I have the following MILP program:
min: delta;
M = 1000;
/* First */
p <= delta + y1 M;
-p <= delta + y1 M;
2p - 10 <= delta + y1 M;
-2p + 10 <= delta + y1 M;
p + 7 <= delta + y1 M;
-p - 7 <= delta + y1 M;
/* Second */
p - 4 <= delta + y2 M;
-p + 4 <= delta + y2 M;
2p - 2 <= delta + y2 M;
-2p + 2 <= delta + y2 M;
p + 1 <= delta + y2 M;
-p-1 <= delta + y2 M;
y1 + y2 <= 1;
p >= 0;
bin y1,y2;
The idea is that when $y_1 = 1$, the large constant $M$ basically "turns off" the first set of constraints.
According to lpsolve, the optimal is at $$\delta = p = y1 = y2 = 0$$
Obviously this is not a solution since $$p + 1 <= 0 + 0 * 1000$$ is not true.

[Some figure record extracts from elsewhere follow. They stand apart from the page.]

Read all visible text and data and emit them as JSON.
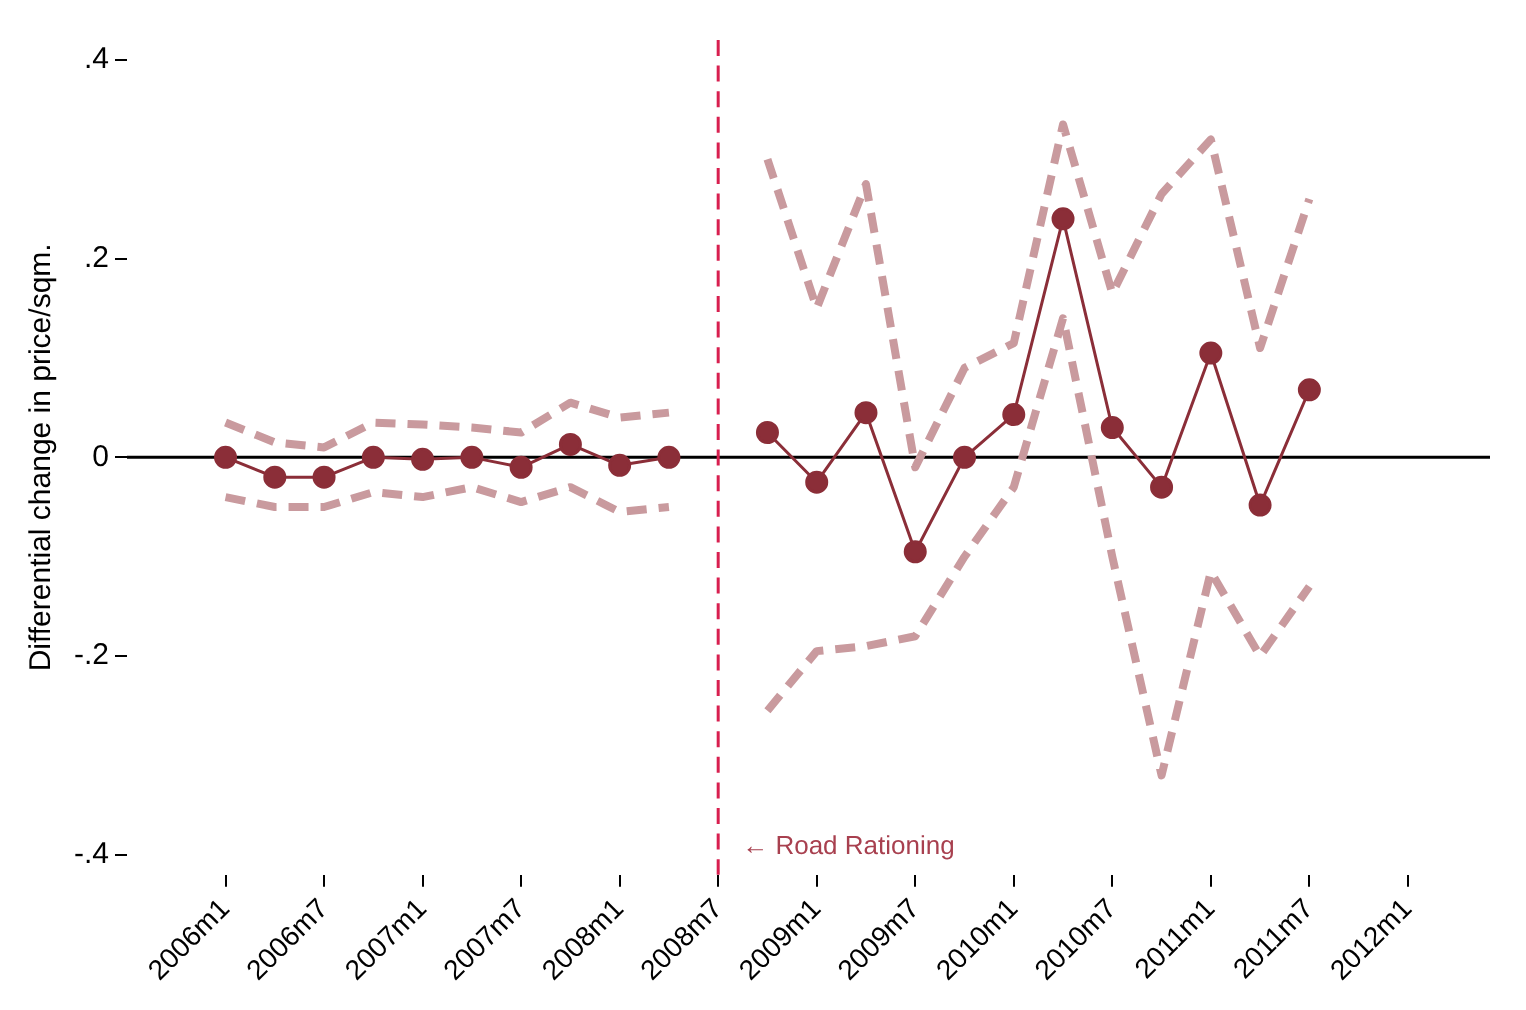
{
  "chart_data": {
    "type": "line",
    "ylabel": "Differential change in price/sqm.",
    "x": [
      "2006-01",
      "2006-04",
      "2006-07",
      "2006-10",
      "2007-01",
      "2007-04",
      "2007-07",
      "2007-10",
      "2008-01",
      "2008-04",
      "2008-07",
      "2008-10",
      "2009-01",
      "2009-04",
      "2009-07",
      "2009-10",
      "2010-01",
      "2010-04",
      "2010-07",
      "2010-10",
      "2011-01",
      "2011-04",
      "2011-07"
    ],
    "series": [
      {
        "color": "#c99a9e",
        "line_style": "dashed",
        "marker": "none",
        "values": [
          0.035,
          0.015,
          0.01,
          0.035,
          0.033,
          0.03,
          0.025,
          0.055,
          0.04,
          0.045,
          null,
          0.3,
          0.15,
          0.275,
          -0.01,
          0.09,
          0.115,
          0.335,
          0.165,
          0.265,
          0.32,
          0.11,
          0.26
        ]
      },
      {
        "color": "#c99a9e",
        "line_style": "dashed",
        "marker": "none",
        "values": [
          -0.04,
          -0.05,
          -0.05,
          -0.035,
          -0.04,
          -0.03,
          -0.045,
          -0.03,
          -0.055,
          -0.05,
          null,
          -0.255,
          -0.195,
          -0.19,
          -0.18,
          -0.1,
          -0.03,
          0.14,
          -0.1,
          -0.32,
          -0.115,
          -0.2,
          -0.13
        ]
      },
      {
        "color": "#8b2e38",
        "line_style": "solid",
        "marker": "circle",
        "values": [
          0,
          -0.02,
          -0.02,
          0,
          -0.002,
          0,
          -0.01,
          0.013,
          -0.008,
          0,
          null,
          0.025,
          -0.025,
          0.045,
          -0.095,
          0,
          0.043,
          0.24,
          0.03,
          -0.03,
          0.105,
          -0.048,
          0.068
        ]
      }
    ],
    "xlim": [
      "2005-07",
      "2012-06"
    ],
    "xticks": [
      {
        "value": "2006-01",
        "label": "2006m1"
      },
      {
        "value": "2006-07",
        "label": "2006m7"
      },
      {
        "value": "2007-01",
        "label": "2007m1"
      },
      {
        "value": "2007-07",
        "label": "2007m7"
      },
      {
        "value": "2008-01",
        "label": "2008m1"
      },
      {
        "value": "2008-07",
        "label": "2008m7"
      },
      {
        "value": "2009-01",
        "label": "2009m1"
      },
      {
        "value": "2009-07",
        "label": "2009m7"
      },
      {
        "value": "2010-01",
        "label": "2010m1"
      },
      {
        "value": "2010-07",
        "label": "2010m7"
      },
      {
        "value": "2011-01",
        "label": "2011m1"
      },
      {
        "value": "2011-07",
        "label": "2011m7"
      },
      {
        "value": "2012-01",
        "label": "2012m1"
      }
    ],
    "ylim": [
      -0.42,
      0.42
    ],
    "yticks": [
      {
        "value": -0.4,
        "label": "-.4"
      },
      {
        "value": -0.2,
        "label": "-.2"
      },
      0,
      {
        "value": 0.2,
        "label": ".2"
      },
      {
        "value": 0.4,
        "label": ".4"
      }
    ],
    "ref_lines": [
      {
        "axis": "y",
        "value": 0,
        "color": "#000000",
        "line_style": "solid"
      },
      {
        "axis": "x",
        "value": "2008-07",
        "label": "← Road Rationing",
        "color": "#d81f4f",
        "line_style": "dashed"
      }
    ]
  }
}
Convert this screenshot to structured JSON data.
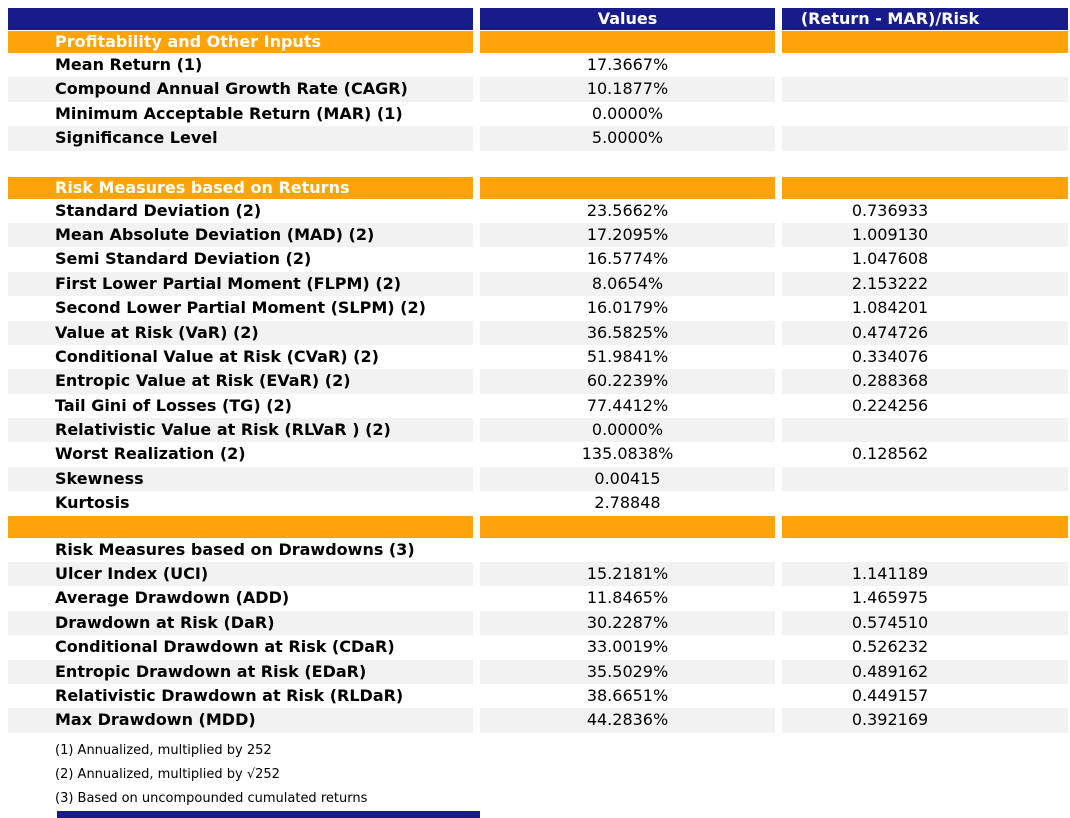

I have tried adjusting the tolerance parameters (EPSB,EPSD,EPSEL,EPS Int) as well as the constant $$M$$ without any luck.
Could be that the required tolerance in declaring a variable as integer in the solver is high, i.e., 0.001 is considered close enough to zero after the relaxation is solved. With that value on $y_2$, the constraint is feasible. As a post-processing step in the solver, the binary variables are rounded, and now the solution is no longer feasible.
I don't know if that is exactly the case here, but it is a very common phenomena. Weak tolerances combined with large big-M constants and post-processing of solution.